La mirada del espejo podría en cierta manera recuperar la esencia de la narrativa gótica, al menos en su disposición de lo inabarcable, en lo que no puede explicarse racionalmente y, en el escenario, su atmósfera, donde lo improbable cobra vida propia, y se elogia el secreto como inagotable fuente de inspiración, acaso de sueños. Un más allá que se refleja en un mobiliario decadente, un majestuoso espejo con marco de bronce de extraordinaria aleación, una esfera de supersticiones, creencias, miedos, maldiciones, pactos, en suma un mundo espiritual que entra a diestro y siniestro por las líneas del relato, una vía de escape única en el complejo ejercicio de entendimiento del mundo. Puede, en esa extensión de lo simbólico, entenderse que hay un homenaje o al menos unas muestras de admiración hacia autores como Dickens, Bram Stoker o Poe, pero también hallaremos las resonancias de Las mil y una noches y las vívidas imágenes de Alicia a través del espejo.Un oxímoron de la inmaterialidad que anhela el materialismo de “la salud, el éxito, la riqueza, los triunfos, la sabiduría”, una moneda que argumenta sus dos caras con características que son muy relevantes y singulares de la escritura de José Reyes, a saber, la ironía, un exquisito oficio lingüístico, un elegante discurrir narrativo que, en este caso, se engrandecen con las imágenes del pintor que no sólo ilustran el relato sino que nos crea una historia paralela. Ambos creadores revierten la función espejística que muestra ahora su lado observador, su memoria viva y la posibilidad de proyectar no sólo hechos sino secretos y hasta crímenes, porque también participa el relato de José Reyes de elementos de serie negra.

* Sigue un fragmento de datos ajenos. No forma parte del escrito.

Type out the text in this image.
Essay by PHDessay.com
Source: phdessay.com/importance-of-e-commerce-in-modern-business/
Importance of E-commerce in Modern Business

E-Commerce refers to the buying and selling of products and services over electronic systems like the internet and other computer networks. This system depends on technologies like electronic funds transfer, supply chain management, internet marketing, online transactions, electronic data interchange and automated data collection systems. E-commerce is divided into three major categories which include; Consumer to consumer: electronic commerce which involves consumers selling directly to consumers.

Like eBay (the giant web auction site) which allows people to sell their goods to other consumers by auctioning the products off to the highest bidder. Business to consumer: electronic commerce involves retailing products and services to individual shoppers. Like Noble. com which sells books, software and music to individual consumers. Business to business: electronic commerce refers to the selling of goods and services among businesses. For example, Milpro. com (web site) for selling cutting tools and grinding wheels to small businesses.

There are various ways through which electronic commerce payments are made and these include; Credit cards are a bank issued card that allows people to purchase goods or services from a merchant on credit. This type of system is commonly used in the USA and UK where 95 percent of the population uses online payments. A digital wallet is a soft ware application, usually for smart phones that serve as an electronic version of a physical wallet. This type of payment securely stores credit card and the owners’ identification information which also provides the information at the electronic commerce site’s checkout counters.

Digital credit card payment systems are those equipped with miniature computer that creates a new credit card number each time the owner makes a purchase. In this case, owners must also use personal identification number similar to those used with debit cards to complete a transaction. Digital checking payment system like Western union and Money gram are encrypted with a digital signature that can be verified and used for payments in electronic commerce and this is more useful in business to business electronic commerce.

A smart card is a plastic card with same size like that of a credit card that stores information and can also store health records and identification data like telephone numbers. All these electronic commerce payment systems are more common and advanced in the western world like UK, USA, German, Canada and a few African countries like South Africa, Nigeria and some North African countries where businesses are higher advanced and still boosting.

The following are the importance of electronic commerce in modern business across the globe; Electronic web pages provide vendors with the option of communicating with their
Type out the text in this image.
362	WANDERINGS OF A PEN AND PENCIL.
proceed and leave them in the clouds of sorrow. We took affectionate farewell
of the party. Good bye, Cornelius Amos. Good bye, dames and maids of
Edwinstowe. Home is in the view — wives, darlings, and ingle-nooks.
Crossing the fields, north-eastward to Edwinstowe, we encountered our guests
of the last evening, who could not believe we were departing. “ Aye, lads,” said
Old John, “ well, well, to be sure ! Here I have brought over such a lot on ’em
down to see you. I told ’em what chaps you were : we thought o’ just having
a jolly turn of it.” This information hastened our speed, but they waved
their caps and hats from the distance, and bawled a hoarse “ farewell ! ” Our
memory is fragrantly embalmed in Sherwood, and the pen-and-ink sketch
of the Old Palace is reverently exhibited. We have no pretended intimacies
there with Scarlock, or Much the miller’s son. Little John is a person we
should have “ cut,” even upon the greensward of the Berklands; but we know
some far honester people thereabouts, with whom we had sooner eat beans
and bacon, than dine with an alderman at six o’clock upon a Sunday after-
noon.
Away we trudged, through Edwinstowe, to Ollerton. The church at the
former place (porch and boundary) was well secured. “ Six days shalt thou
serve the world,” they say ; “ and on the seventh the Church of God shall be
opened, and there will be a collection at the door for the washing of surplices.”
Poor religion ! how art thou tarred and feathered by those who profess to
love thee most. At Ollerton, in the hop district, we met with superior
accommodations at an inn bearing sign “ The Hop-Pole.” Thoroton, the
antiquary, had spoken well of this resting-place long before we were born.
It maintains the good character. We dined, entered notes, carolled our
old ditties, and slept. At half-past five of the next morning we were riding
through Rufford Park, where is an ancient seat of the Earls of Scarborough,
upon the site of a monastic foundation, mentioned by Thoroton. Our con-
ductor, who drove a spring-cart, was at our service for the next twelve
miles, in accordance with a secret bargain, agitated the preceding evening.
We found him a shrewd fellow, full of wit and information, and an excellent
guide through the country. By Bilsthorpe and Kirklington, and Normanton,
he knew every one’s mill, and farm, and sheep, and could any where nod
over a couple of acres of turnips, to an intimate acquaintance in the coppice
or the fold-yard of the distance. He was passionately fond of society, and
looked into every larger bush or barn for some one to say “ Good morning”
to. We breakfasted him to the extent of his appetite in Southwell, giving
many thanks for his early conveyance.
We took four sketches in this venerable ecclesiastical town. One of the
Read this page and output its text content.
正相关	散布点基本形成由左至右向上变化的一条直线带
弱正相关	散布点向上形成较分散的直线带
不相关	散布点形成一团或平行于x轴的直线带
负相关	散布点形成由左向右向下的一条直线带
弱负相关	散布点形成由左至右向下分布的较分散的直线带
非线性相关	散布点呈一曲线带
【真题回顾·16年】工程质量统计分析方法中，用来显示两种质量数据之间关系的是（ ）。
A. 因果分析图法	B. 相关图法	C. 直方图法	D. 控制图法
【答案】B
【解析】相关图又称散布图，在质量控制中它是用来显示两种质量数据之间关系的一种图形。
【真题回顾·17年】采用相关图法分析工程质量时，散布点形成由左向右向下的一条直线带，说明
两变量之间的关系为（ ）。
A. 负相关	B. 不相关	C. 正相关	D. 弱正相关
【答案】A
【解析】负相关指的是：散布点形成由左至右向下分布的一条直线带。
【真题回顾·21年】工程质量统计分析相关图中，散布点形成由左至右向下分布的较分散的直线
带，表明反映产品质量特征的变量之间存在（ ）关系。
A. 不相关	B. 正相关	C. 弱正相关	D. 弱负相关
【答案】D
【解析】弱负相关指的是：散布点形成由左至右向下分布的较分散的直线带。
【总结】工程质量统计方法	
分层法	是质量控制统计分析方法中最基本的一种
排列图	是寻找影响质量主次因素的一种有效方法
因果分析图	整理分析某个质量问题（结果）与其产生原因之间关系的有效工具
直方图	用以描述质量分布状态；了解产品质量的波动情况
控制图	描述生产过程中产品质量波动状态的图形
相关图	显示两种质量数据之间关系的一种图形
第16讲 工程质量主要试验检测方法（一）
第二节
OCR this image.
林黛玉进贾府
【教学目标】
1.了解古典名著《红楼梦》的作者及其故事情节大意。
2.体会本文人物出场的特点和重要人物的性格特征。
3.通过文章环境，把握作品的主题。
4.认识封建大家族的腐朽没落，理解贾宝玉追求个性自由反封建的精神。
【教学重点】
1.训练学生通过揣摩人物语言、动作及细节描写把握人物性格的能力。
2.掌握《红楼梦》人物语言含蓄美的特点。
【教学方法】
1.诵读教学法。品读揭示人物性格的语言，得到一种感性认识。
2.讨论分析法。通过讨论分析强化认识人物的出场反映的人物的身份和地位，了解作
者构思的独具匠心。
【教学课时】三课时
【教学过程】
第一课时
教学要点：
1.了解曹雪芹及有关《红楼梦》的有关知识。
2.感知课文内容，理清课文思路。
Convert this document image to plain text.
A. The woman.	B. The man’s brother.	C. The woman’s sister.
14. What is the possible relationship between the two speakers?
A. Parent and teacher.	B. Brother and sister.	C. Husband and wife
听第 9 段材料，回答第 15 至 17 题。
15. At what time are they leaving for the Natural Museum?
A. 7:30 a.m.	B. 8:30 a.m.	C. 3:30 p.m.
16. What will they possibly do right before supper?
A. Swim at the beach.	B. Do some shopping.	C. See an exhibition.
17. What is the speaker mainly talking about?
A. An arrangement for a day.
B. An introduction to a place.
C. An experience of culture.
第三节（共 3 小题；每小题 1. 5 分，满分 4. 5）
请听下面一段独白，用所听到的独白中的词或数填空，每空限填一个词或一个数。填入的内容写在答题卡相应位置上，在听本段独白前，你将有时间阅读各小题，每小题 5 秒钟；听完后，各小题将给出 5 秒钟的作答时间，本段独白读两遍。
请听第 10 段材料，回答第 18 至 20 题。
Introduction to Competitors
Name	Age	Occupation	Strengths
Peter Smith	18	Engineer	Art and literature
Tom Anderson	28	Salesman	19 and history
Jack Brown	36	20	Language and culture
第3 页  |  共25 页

El lector de José Reyes Fernández percibe el peso histórico de las palabras en toda su obra, probablemente por su condición de gran lector que ha sabido sintetizar en su proceso escritural varias escuelas novelísticas. En su obra anterior, tan sorprendente como magistral, Cuentos urgentes para un tiempo lento, ya advertíamos de un escritor poseedor de una inmensa literatura. Juan José Téllez nos da buena cuenta de ello en el prólogo de La mirada del espejo. En efecto, José Reyes crea su lugar mítico, Guimarán, su natal Carteia/San Roque, admitiendo que de haber nacido en otro sitio posiblemente no hubiese escrito nada, porque siempre recrea los paisajes de su infancia, un universo literario particular que toma conciencia de su humanismo solidario y a la vez de su realismo mágico. Subraya con acierto Juan José Téllez, “su coherencia literaria y su insobornable compromiso a la hora de desenmascarar los claroscuros del género humano”. Una circunstancia que viene ratificada por la pintura de Juan Gómez Macías, pintor de lo inaprensible, fundiendo las premisas de la pintura y la literatura, perfilando la sensualidad y lo simbólico en colores tan particulares como expresivos. En un deseo de atemporalidad como fórmula para simultanear lo cotidiano y lo intangible, introduce el reflejo de las figuras humanas, o por ser exacto, las visiones del espejo. Por otro lado, si la verdadera patria del hombre es la infancia, aquí es también el punto de partida de la literatura. En una situación extrema como la visita de la muerte, nos escribe “Y fue entonces cuando percibí, materializado en mi mente como el recuerdo de un efluvio familiar ya pretérito, los días dichosos de mi infancia junto al mar, el aroma íntimo y confortable de mi niñez, una fragancia cálida a ropa recién planchada, un hálito dulce de talco tras el baño en la tina, el frescor del jabón del aroma de heno recién cortado unido a la memoria del regazo cálido y protector de mi madre”.
Una memoria tierna que corre a la vez con un terrible desangrarse y que viene reforzado por la imagen de la fuerza de lo volátil, del árbol de la filosofía como una suerte de energía adivinatoria, concluyendo que la ausencia determina la presencia. Si a esto le sumamos la portentosa ironía, la polifonía erudita y crítica, la fantasía transformadora, una poderosa metáfora sinestésica que recorre toda su obra, el pálpito historicista, la tradición, o por ser exacto la profunda lectura de la literatura universal, desembocamos a un escritor tan original, libre y necesario que la crítica, no la entregada al intercambio de cromos ni a los intereses creados en palabras de Jacinto Benavente, sino a la genuina, la que se fundamenta en los parámetros de la calidad literaria, desgraciadamente escasa y desbordada, tomará en consideración a ciencia cierta.